Jelang Akhir Jabatan, Rusli Zainal Sudah Lakukan 3 Kali Mutasi

Dalam tahun 2013, Gubernur Riau HM Rusli Zainal sudah lakukan tiga kali mutasi jabatan. Dua mutasi dilakukan ketika statusnya tersangka dan ditahan Komisi Pemberantas Korupsi (KPK).

Mutasi pertama tahun 2013, dilakukan saat Sekda masih dijabat Wan Syamsir Yus pada bulan Maret 2013. Ada 200 pejabat di lingkungan eselon II, III dan IV yang di rotasi.

Lalu ketika Rusli Zainal sudah ditahan KPK, dan Sekda dijabat Zaini Ismail, mutasi juga dilakukan pada tanggal 13 September. Mutasi terjadi pada tujuh pejabat Eselon II.

Satu bulan menjelang berakhir jabatan Rusli Zainal sebagai Gubernur Riau --masa jabatan berakhir 21 november 2013, Rusli kembali menandatangani mutasi. Kali ini mutasi terjadi besar-besaran dengan melibatkan 109 pejabat, mulai dari pejabat eselon II, III dan IV. Pelantikan dilakukan oleh Sekda prov Riau Zaini Ismail.

Menteri Dalam Negeri Gamawan Fauzi telah mengeluarkan surat edaran akhir tahun lalu Nomor 800/5335/SJ tanggal 27 Desember 2012 yang melarang mutasi jabatan menjelang pelaksanaan pemilihan umum kepala daerah termasuk Provinsi Riau.

Wagub Mambang Mit Menolak Kebijakan Mutasi
Wakil Gubernur Riau HR Mambang Mit menolak kebijakan mutasi yang dilakukan Gubernur Riau HM. Rusli Zainal. Alasannya, jabatan Gubernur Riau bakal berakhir satu bulan lagi.

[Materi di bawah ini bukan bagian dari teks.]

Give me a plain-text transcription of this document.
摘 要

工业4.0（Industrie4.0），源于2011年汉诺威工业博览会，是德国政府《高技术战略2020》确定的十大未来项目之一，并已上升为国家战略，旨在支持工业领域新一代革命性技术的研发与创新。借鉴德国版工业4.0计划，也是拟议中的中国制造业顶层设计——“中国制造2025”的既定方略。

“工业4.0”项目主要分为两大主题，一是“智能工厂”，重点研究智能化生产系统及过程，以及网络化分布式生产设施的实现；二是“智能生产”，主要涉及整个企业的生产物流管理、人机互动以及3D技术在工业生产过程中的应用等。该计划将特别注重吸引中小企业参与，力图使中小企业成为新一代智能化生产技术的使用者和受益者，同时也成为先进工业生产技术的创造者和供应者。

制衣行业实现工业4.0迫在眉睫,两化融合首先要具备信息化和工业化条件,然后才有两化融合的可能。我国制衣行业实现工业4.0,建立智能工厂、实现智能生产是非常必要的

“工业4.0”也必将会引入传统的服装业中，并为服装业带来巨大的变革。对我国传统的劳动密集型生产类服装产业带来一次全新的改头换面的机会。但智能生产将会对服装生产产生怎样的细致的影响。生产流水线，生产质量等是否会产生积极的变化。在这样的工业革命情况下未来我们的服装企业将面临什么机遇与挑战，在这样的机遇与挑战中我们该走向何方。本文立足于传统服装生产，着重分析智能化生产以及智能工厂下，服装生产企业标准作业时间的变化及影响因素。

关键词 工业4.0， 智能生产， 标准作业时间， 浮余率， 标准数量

"Untuk apalagi mutasi, dan apa urgensinya. Tinggal hitung hari, apa lagi yang akan dilakukan pejabat baru nanti," kata Mambang Mit, Jumat(25/10) usai menerima kedatangan Kepala Badan Kepegawaian Daerah Provinsi RIau Surya Maulana.

Kedatangan Surya Maulana ke ruang kerja Wagub untuk melaporkan kebijakan mutasi pejabat yang akan dilakukan Jumat sore(25/10). Mutasi pejabat itu ditandatangani oleh Gubernur Riau Rusli Zainal dari balik jeruji tahanan KPK di Rutan Kelas II B Pekanbaru.

Menurut Mambang, kedatangan Surya Maulana sekedar melaporkan namun tidak memberitahu nama-nama pejabat yang akan mengalami mutasi. "Nama-namanya saya tidak diberitahu, selama ini saya memang tidak pernah diberitahu," ujar Wagub.

Mambang mengatakan masa jabatan Gubernur dan Wakil Gubernur yang akan berakhir pada 21 November. Seharusnya, kebijakan mutasi lebih baik dilakukan oleh Gubernur Riau baru hasil dari Pilkada yang kini sedang berlangsung.